Silent Victims, Domestic Violence Does Not Discriminate
How I transcended from being subjected to various forms of abuse, to becoming who I am today, Blessed and Victorious
I was young and giddy, so I blushed hearing his comment. Huh, back then, I wore a beginning stage of Jheri curls [laughing]. Yes, back in the 80’s jheri curls was the shiznick [laughing]. A year has passed and we were six months into our marriage with our son. He had become very confrontational at home and at work. It was as though I was now married to night and day. Some days he was thoughtful, respectful, a gentlemen, and lovable. Other times, I hated him and despised him.

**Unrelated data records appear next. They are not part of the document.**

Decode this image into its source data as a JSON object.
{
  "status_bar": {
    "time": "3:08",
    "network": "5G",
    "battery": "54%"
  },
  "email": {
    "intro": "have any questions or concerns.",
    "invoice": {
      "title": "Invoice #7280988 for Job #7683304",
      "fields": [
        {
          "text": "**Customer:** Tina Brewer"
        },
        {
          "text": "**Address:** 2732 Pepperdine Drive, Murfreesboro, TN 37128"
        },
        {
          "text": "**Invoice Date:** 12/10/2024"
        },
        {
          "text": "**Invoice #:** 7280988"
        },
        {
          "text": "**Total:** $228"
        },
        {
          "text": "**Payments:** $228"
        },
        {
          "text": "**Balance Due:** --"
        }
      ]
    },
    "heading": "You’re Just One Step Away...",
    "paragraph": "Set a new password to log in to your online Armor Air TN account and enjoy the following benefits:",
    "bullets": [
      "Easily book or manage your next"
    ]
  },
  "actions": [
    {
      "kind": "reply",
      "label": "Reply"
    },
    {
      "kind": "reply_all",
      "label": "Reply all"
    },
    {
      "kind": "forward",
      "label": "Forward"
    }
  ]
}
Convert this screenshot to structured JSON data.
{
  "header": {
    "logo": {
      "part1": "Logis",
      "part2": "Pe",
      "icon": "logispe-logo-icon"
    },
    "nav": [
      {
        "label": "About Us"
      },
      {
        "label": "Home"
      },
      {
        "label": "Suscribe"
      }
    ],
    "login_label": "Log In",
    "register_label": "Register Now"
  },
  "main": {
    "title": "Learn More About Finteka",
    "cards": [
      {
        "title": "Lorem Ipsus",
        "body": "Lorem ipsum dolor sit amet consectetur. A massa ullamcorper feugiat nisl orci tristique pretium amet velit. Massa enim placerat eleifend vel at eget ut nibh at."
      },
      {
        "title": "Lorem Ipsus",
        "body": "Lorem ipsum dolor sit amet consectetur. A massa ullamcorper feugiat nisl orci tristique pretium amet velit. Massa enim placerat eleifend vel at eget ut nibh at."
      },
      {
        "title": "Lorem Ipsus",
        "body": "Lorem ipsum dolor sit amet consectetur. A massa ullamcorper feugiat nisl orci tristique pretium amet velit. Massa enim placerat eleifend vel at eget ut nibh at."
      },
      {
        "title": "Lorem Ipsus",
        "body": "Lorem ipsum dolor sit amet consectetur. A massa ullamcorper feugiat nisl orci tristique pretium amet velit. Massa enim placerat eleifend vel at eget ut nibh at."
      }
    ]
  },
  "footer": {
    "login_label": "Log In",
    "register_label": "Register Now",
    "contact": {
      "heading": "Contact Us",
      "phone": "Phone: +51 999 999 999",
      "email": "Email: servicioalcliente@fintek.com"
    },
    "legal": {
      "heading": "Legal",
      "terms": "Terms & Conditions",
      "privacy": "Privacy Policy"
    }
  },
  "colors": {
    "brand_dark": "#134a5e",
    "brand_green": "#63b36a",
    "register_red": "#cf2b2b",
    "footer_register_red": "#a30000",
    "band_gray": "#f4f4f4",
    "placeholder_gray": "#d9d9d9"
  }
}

Many days I regret being married, yet I wanted my marriage to work. The majority of our arguing revolved around finances, never having enough, and never knowing where the money was going. Other times our arguing was because of his over drinking or his family interference and negative influences in our marriage. Yes, his drinking went from drinking a can or two after work to drinking a 40oz along with drinking one to two cans of beer after work; to drinking a can of beer while he, as he use to say, “S-Showered-shaved.” His excessive alcohol intake became so uncontrollable that, he now became the alcohol. He didn’t care what he did, what he said, or who he hurt. He became numb. He no longer was the man I met nine months ago on the college stairwell. He now became a stranger to me. I no longer knew who he was; it felt strange living under the same roof with him. You would have thought I was a burglar who just broke into his home, because he choked me so hard until I began to see silver specs floating in my eyes; not knowing that I was losing oxygen to my brain. Yes, he was slowing killing me, and I was dying.